Former DA files for ‘lite’ governor job
But now Earle, of Austin, has filed for lieutenant governor, and that’s something else again.
In his first statewide race, the former Travis County district attorney will find out just how big Texas is. And, should lightning strike and he becomes lieutenant governor, he’ll find out if its considerable power will survive.
Other Democrats talking about lieutenant governor are outspoken Austin restaurateur Marc Katz and former labor leader Linda Chavez-Thompson of San Antonio.
The current lieutenant governor is Republican David Dewhurst. He tired of waiting for U.S. Sen. Kay Bailey Hutchison to decide whether to quit her Senate seat to focus on her GOP primary challenge to Gov. Rick Perry. That would have set up a special election for that job.
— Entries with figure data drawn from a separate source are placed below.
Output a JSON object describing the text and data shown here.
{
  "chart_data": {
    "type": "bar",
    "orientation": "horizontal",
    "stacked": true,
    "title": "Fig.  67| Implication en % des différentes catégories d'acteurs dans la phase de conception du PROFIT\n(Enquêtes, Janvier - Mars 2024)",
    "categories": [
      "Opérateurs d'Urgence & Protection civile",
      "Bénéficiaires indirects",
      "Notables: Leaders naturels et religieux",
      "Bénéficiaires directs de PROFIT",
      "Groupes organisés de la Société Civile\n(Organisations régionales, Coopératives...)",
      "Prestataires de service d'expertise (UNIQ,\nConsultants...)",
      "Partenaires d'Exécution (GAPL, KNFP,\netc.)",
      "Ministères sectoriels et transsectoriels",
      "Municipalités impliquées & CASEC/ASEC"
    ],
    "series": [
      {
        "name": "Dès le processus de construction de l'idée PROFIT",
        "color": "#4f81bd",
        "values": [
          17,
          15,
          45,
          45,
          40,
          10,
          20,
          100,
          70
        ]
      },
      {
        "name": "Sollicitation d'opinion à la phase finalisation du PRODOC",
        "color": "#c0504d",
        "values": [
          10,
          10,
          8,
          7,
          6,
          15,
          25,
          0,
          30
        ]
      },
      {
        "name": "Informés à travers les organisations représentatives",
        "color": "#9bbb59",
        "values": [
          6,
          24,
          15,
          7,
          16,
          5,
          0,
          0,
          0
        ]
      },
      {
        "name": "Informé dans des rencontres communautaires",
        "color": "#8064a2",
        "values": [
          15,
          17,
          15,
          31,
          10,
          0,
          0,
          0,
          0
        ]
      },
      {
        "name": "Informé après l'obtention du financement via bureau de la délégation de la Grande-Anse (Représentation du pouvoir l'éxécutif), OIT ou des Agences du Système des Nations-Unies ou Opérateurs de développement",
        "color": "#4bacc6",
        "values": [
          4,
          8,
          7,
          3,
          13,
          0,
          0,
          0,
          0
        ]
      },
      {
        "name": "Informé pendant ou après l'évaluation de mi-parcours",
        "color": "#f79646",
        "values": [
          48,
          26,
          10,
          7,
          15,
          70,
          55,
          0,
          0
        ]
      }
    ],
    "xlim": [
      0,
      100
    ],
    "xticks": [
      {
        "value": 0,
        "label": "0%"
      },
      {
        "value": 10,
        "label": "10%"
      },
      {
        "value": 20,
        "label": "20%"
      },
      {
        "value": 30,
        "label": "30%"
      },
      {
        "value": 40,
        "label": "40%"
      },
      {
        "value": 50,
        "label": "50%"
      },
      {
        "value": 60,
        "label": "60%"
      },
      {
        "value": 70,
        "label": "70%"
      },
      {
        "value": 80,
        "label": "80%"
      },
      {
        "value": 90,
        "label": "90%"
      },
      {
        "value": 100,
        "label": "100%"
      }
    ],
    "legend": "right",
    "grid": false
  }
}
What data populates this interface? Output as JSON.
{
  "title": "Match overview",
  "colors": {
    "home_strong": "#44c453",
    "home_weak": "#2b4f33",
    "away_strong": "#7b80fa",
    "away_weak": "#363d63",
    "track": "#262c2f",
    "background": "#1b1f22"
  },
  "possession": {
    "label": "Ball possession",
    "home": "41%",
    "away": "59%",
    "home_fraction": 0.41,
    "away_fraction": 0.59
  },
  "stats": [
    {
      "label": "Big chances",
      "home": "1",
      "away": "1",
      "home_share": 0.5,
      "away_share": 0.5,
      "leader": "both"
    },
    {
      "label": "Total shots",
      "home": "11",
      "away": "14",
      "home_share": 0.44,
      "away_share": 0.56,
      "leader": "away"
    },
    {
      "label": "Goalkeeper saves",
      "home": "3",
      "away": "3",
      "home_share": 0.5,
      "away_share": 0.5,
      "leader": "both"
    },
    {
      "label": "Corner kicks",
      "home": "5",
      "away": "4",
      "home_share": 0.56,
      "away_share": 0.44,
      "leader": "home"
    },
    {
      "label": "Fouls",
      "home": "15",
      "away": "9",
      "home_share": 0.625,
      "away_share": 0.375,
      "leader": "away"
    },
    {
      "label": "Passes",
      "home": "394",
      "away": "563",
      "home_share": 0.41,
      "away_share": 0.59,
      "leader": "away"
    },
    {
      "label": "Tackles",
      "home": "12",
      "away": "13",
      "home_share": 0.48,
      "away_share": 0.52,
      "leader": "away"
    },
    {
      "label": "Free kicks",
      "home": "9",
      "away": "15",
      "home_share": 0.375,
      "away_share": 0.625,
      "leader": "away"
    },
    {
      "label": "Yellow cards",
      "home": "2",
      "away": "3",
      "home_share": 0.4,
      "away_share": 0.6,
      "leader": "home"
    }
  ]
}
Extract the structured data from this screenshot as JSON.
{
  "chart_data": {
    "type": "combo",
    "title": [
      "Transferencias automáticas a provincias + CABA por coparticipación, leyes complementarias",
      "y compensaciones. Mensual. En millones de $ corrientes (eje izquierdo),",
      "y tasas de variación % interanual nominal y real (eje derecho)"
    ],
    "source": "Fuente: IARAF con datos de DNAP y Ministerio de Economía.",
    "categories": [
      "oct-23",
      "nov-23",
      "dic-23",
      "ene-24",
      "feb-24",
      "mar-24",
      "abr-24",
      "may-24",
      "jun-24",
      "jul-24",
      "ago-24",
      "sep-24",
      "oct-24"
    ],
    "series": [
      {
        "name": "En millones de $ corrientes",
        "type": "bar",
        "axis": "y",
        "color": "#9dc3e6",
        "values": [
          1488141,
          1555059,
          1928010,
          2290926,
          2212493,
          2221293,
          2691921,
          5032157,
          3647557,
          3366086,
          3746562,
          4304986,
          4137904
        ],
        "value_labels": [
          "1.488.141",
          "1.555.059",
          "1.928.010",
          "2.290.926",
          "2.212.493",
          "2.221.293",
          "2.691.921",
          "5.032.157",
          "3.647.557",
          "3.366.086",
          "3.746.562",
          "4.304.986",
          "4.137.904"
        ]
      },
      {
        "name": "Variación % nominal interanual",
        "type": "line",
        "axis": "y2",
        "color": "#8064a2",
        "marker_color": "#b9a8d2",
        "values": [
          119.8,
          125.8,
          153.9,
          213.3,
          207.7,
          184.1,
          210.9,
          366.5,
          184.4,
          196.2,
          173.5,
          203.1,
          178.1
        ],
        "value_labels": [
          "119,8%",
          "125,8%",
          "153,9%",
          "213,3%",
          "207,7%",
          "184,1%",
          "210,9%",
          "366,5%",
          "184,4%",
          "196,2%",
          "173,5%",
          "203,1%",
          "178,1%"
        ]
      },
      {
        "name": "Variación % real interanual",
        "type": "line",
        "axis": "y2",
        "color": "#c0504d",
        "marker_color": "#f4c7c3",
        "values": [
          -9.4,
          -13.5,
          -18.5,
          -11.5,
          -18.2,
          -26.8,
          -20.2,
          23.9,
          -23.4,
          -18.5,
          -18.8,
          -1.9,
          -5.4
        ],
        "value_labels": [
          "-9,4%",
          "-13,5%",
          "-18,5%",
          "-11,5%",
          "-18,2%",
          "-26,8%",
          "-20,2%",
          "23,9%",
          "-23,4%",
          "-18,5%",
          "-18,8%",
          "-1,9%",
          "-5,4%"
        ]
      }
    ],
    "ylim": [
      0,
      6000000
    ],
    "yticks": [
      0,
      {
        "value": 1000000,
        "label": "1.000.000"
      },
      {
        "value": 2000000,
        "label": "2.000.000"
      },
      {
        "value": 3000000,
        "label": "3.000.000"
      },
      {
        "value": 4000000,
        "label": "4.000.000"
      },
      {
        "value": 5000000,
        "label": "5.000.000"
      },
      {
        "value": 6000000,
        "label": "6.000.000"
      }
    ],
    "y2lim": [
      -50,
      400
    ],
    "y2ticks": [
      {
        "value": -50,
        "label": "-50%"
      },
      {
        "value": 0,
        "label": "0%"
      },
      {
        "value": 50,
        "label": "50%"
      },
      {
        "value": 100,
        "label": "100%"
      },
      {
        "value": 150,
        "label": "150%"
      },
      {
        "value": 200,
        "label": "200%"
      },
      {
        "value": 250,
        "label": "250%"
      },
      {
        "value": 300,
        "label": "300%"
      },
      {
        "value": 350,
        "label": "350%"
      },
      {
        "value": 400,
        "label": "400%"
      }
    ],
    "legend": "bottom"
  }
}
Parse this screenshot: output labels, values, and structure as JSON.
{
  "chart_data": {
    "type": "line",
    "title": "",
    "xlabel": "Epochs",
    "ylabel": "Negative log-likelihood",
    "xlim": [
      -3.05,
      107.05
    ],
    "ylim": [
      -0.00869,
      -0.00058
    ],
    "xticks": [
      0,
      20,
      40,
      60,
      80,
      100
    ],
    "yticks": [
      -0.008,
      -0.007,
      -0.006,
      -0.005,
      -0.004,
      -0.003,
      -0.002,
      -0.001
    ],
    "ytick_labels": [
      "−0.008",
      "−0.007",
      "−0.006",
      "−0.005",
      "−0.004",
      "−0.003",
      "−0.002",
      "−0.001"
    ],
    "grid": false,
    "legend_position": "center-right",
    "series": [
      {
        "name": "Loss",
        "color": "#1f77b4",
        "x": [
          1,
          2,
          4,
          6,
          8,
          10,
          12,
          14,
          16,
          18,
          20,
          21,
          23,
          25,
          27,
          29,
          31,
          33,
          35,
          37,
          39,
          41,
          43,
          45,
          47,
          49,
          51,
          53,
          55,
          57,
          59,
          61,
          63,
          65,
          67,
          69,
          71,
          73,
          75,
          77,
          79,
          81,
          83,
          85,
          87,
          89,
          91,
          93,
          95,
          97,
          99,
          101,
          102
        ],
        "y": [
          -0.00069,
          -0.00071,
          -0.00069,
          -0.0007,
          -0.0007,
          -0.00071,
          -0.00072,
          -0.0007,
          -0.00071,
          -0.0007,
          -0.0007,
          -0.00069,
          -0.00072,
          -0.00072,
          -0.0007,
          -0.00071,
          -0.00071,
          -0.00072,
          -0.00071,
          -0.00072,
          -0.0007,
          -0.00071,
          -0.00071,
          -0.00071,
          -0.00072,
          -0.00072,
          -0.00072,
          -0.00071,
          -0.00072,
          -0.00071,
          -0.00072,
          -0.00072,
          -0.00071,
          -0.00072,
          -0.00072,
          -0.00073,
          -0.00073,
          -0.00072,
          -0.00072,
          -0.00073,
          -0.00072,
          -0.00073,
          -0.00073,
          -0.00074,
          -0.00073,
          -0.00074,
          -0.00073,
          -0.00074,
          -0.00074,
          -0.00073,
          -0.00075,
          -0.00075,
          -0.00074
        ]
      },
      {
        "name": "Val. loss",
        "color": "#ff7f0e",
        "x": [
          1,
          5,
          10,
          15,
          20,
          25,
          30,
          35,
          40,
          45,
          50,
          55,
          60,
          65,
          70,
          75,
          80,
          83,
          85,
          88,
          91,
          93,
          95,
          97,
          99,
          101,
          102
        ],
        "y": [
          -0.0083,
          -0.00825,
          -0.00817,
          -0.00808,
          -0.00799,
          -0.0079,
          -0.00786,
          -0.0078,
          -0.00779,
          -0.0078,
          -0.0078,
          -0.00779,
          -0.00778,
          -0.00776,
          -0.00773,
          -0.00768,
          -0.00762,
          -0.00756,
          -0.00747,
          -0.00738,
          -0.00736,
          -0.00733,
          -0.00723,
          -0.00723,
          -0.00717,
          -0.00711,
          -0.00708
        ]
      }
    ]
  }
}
So Dewhurst filed for a third four-year term.
Earle, 67, retired as Travis County DA in 2008, after 32 years as prosecutor -- including several ethics-oriented cases against state officials through the office’s Public Integrity Unit. He’d talked over the years about running for the U.S. senate, Texas attorney general, and the U.S. House of Representatives, but never did.
Many Texans may not know that the lieutenant governor’s chief function, other than being on deck should the governor leave office for whatever reason, is to preside over the Texas Senate.
For the past half century, that legislative power has made the Texas lieutenant governor the most powerful in the 50 states. Most lieutenant governors are afterthoughts, barring a gubernatorial vacancy.
Not so in Texas. The lieutenant governor runs (and often serves) independently of the governor. Since Texas is one of a half-dozen states that does not organize its legislative branches on a partisan basis – yet – the lieutenant governor has wielded enormous power.
Most state legislatures are organized on a partisan basis like Congress, where the dominant party’s majority leader usually wields the power – though often with limitations.
The Texas lieutenant governor appoints Senate committees and their chairs; decides which bills go to which committees; decides whom to recognize on the Senate floor, thus controlling the agenda; and is the Senate’s leader and names the other four Senate members on the Legislative Budget Board, which writes the rough draft of the state budget.
Most of the lieutenant governor’s powers, however, aren’t in the state constitution, but the Senate rules passed at the start of each regular legislative session.
Although senators have made occasional efforts to strip powers from the lieutenant governor, they have gone nowhere, for several reasons:
• The lieutenant governor is elected statewide, and under the Texas Constitution will be the president of the Senate regardless of what the senators might prefer.
• While senators might like to limit the lieutenant governor’s power, most are reluctant to risk their legislative careers if they fail.
• While they may complain about the lieutenant governor’s exercise of power, the senators aren’t sure who among them they might prefer to supervise the Senate.
• Some senators think they might someday seek the job, and thus don’t want to limit its power.
If Dewhurst is re-elected and doesn’t get an opportunity to go to the U.S. Senate, he will most likely retain the existing powers of the lieutenant governor. Republicans hold a 19-12 advantage over the Democrats in the Senate. Most observers think that ratio is unlikely to change in the 2010 elections, and they’re unlikely to punish their fellow Republican.
If, however, a Democrat should win -- Newsweek magazine recently predicted that White would narrowly be elected governor in 2010, which if it happened, could aid the party’s lieutenant governor candidate -- the Republican senators very likely would strip several of the lieutenant governor’s powers.
Texas’ most powerful lieutenant governor ever, the late Democrat Bob Bullock (1991-1999), managed to hang onto his powers despite the Senate majority shifting Republican during his tenure.
But he was able to do so only because he dealt Republicans in on some of the powerful committee chairmanships, and because he developed a symbiotic, cordial working relationship with Republican Gov. George W. Bush. With Bush’s arm around him, the Senate’s Republicans weren’t eager to challenge Bullock.
That won’t be the case should a Democrat – whether Earle or someone else – become lieutenant governor. That victory, absent some fancy acrossthe aisle deal-making, would likely signal the end of the Texas lieutenant governor as the most powerful in the country.